If the CEO of a corporation operating in Brazil learns that her company has committed an unlawful act of corruption, should she order the corporation to self-report and negotiate a leniency agreement with the Brazilian authorities under Brazil’s 2013 Clean Company Act, which authorizes such settlements? In most of the cases, the corporate legal department would probably advise against it. Indeed, the number of leniency agreements based specifically on Brazil’s Clean Company Act has been much smaller than expected.
Several factors drive companies away from cooperating with Brazilian public authorities under the Clean Company Act:
- First, corporations are unsure which public authority they should negotiate with. The Clean Company Act provides that the Office of the Federal Comptroller General (CGU) is the body responsible for negotiating leniency agreements with legal entities that committed violations that harmed the Federal Executive Branch. As settling with corporations involves many legal questions, the Office of the Attorney General of the Union (AGU) cooperates with the CGU in the negotiations. However, over the course of Operation Car Wash, the Federal Public Prosecutor’s Office (MPF) has signed similar deals, which proved to be essential for those investigations. In this context, which of these public agencies should a company contact to start negotiations?
- Second, under the framework established by the Brazilian Constitution, several different public bodies, all independent from each other, are in charge of enforcing anticorruption statutes. For example, all of the public agencies mentioned above may take legal or administrative measures to punish companies involved in acts of corruption. If a company signs a leniency agreement with one of these agencies, there is no guarantee that the others will abide by it as well. In addition, a General Accounting Office oversees the terms of the leniency agreement signed by the Executive Branch, and firms that negotiate a leniency agreement with one or more of the enforcement agencies run the risk that their leniency agreement will not be approved by the General Accounting Office. Moreover, Brazil has a federal system, and a company that negotiates a leniency agreement with federal authorities may still face prosecution by state or local authorities (and vice versa), as there is no system to coordinate prosecutions at different levels.

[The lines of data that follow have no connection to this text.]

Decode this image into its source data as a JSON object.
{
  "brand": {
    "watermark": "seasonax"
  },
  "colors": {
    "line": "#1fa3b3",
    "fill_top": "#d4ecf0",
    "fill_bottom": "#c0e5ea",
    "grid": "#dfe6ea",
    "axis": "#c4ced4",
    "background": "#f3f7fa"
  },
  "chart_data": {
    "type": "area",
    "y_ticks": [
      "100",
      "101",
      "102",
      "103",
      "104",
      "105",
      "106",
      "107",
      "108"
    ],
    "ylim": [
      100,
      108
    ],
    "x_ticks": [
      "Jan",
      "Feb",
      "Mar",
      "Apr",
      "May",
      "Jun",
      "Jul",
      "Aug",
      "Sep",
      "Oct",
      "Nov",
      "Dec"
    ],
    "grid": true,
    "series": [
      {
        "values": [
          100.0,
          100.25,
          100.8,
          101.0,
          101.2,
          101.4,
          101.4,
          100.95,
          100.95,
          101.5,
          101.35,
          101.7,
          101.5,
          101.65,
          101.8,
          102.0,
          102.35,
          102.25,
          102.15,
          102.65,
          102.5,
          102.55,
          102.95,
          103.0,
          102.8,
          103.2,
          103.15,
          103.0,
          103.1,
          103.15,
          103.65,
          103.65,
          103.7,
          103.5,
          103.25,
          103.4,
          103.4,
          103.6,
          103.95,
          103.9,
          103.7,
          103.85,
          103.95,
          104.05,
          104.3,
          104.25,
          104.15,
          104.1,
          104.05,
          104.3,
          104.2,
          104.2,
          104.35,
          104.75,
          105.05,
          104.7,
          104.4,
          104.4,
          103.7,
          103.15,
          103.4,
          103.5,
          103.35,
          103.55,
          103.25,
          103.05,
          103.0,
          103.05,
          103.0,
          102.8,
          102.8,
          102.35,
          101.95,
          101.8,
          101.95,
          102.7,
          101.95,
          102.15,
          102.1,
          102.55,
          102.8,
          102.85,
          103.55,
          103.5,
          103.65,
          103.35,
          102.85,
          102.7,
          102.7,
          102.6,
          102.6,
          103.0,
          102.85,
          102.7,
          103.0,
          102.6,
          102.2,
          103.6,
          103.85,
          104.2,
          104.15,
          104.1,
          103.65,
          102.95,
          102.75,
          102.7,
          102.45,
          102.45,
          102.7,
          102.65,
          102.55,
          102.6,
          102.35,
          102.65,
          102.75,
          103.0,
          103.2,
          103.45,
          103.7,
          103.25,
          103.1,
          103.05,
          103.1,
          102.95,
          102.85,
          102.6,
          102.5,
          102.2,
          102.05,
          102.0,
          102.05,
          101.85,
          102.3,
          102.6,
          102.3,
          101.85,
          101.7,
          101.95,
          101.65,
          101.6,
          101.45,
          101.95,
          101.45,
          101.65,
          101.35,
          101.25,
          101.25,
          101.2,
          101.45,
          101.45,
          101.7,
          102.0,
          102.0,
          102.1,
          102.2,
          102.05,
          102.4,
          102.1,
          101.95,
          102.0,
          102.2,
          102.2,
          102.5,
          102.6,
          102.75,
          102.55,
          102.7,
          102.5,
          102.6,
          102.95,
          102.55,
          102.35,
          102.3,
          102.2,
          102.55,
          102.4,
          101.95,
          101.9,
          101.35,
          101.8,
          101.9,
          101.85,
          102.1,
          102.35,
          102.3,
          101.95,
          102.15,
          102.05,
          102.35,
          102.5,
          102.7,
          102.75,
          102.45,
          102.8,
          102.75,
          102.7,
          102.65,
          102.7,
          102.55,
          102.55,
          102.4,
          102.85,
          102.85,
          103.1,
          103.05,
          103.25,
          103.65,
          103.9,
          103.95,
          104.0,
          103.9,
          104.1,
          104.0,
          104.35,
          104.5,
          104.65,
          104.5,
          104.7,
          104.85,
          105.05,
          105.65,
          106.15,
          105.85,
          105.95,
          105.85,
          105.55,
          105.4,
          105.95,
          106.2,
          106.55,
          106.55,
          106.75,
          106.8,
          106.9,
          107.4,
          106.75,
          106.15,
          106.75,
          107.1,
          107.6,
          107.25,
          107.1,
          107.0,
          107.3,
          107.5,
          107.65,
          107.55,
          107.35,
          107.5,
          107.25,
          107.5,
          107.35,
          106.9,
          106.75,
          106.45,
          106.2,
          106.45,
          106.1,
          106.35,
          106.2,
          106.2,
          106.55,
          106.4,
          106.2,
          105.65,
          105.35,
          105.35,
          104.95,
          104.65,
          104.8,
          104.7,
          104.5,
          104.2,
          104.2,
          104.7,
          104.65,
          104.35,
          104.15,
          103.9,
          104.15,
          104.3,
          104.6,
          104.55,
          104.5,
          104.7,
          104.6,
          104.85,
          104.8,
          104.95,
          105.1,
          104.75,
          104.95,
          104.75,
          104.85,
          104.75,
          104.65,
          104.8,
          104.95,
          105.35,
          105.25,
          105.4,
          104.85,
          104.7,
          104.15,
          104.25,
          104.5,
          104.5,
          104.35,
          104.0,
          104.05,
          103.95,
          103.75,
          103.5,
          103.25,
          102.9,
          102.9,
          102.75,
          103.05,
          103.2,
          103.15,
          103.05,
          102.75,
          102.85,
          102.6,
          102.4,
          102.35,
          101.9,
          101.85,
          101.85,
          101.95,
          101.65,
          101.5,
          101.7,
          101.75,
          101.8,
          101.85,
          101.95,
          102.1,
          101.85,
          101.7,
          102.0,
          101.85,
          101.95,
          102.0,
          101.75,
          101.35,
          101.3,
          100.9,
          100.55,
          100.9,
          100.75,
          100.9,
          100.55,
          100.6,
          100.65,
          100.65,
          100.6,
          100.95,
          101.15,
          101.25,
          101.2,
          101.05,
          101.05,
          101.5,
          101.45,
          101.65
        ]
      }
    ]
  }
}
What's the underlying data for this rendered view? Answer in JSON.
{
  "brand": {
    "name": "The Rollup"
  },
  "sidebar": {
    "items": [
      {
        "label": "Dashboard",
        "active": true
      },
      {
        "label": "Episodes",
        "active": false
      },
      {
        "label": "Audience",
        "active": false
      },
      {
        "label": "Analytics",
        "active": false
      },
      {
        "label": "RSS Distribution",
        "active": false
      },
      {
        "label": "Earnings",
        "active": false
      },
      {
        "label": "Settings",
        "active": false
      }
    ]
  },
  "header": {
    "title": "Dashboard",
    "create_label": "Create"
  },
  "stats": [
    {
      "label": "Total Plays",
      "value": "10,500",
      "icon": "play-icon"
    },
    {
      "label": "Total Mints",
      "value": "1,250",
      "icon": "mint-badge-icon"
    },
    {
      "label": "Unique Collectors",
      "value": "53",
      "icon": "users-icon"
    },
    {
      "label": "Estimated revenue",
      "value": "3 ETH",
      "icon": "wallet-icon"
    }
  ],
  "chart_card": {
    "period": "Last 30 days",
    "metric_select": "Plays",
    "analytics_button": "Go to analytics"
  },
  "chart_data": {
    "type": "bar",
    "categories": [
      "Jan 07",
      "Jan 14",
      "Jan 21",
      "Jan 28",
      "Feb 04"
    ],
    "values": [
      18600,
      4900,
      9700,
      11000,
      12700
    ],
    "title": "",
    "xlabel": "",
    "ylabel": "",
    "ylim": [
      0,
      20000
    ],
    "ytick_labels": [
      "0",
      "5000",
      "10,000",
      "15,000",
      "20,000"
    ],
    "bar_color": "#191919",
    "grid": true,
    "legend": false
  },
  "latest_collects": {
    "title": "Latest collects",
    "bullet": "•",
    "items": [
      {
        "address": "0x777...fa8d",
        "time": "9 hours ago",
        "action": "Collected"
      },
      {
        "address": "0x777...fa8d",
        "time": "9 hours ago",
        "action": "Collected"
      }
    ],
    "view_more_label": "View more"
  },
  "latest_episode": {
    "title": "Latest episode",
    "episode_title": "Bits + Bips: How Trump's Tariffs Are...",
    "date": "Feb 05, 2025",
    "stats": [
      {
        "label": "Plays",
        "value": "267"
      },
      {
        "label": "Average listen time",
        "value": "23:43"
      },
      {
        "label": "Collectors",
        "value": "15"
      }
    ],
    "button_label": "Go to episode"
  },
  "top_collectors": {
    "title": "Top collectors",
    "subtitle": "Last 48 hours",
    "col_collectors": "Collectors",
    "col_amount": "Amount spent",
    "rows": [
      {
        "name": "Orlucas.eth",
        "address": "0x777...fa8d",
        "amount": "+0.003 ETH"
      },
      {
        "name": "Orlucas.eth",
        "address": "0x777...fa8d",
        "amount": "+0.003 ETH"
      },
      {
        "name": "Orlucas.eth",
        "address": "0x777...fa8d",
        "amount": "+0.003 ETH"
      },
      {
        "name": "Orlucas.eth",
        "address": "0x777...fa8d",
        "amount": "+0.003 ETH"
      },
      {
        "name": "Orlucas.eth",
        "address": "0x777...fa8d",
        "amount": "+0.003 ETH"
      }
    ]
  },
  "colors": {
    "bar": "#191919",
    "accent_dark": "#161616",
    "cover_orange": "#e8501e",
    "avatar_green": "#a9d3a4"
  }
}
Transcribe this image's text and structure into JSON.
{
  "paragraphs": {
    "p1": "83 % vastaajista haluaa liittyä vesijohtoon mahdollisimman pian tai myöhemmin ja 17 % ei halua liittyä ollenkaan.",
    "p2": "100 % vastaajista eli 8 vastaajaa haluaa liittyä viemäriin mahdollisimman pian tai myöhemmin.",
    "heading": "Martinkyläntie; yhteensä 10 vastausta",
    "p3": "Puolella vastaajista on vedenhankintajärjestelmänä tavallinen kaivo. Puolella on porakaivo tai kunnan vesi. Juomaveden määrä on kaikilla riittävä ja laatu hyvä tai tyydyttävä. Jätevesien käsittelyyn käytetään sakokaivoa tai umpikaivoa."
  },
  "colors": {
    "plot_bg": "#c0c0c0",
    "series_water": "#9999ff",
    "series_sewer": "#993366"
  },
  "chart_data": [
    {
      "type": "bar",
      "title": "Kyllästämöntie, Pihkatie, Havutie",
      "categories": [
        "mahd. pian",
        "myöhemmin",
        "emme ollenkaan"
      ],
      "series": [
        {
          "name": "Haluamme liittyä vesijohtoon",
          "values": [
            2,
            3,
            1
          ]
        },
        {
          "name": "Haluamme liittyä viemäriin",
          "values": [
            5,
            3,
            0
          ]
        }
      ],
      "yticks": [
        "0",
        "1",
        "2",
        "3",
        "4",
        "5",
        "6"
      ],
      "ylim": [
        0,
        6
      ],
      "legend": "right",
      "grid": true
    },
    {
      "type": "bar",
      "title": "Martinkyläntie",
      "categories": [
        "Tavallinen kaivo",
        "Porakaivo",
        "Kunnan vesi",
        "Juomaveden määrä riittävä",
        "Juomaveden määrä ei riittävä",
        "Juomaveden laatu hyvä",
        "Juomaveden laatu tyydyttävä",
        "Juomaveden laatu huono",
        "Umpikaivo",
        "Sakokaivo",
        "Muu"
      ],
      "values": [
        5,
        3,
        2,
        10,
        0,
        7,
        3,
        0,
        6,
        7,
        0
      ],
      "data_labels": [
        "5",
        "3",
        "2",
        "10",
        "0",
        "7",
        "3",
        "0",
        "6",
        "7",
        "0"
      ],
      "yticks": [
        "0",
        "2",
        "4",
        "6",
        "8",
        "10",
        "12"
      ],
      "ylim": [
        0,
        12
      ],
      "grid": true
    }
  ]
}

- Third, even if the company manages to sign a leniency agreement under Brazil’s Clean Company Act, the company must fully repair the damage it has caused. While this requirement is sensible in principle, in practice corporations find it very difficult to predict the financial burden they will bear. Additionally, even firms that receive leniency may still have to pay significant fines, and may also face tax consequences. Thus, companies may consider that the possible legal benefits of negotiating a leniency agreement are insufficient to outweigh the costs of reporting violations that otherwise might remain unnoticed by the authorities.
- Fourth, a leniency agreement signed under the Clean Company Act does not protect the individuals involved in the offenses from potential criminal prosecution. Indeed, the Act requires, as a condition of a leniency agreement for the company, that the firm identify all the natural persons who also took part in the misconduct, and provide the public authorities with the information and documents necessary to hold those offenders accountable. Considering that many large Brazilian companies are family-owned and that those who may be held personally liable oftentimes are still influential in the company, a conflict of interest may arise. Individuals are unlikely to produce evidence against themselves just to benefit the corporation.
- Finally, corporations are aware that, without their cooperation, law enforcement authorities may not be able to detect the offense or to obtain sufficient evidence to bring a successful prosecution. Thus, the likelihood of being punished by the government on its own does not appear to be high enough to overcome all the legal uncertainty noted above.
It’s true that Federal Prosecutors involved in the so-called Car Wash Operation have made extensive use of cooperative mechanisms, and have succeeded in concluding some leniency agreements with corporations. But these leniency agreements rest on somewhat shaky legal grounds, and to justify them, Federal Prosecutors have advanced an innovative interpretation that involves combining many different statutory provisions. While the prosecutors’ argument is plausible, there is no guarantee that Superior Courts will ultimately accept this reasoning. It would be far better to reform the leniency agreement provisions under the Clean Company Act to address the deficiencies noted above. While comprehensive reform will be challenging, there are a few steps Brazil could take now to encourage companies to self-report more frequently.
- First, Brazil must encourage effective coordination among the different public agencies potentially involved in negotiating leniency. Considering that the most important bodies responsible for anticorruption measures have their own constitutional duties and responsibilities, the law should encourage collaboration and joint negotiation, which would also end the risk of multiple prosecutions for the same offenses.
- Second, the law should allow leniency agreements also to provide leniency to individuals who want to self-report jointly with the company. This would avoid conflicts of interest within the firms. Similar regulation already exists in Brazilian law concerning the leniency agreements signed under Brazil’s competition law and this same principle should be extended to the anticorruption context.
- Finally, and more generally, Brazilian companies will not have a sufficient incentive to voluntarily disclose corrupt practices unless they face a serious risk of detection and punishment. This implies the need for more general reforms to improve the effectiveness of Brazilian anticorruption enforcement. Leniency agreements can be a powerful tool, but they only work if companies have a sufficient fear of getting caught.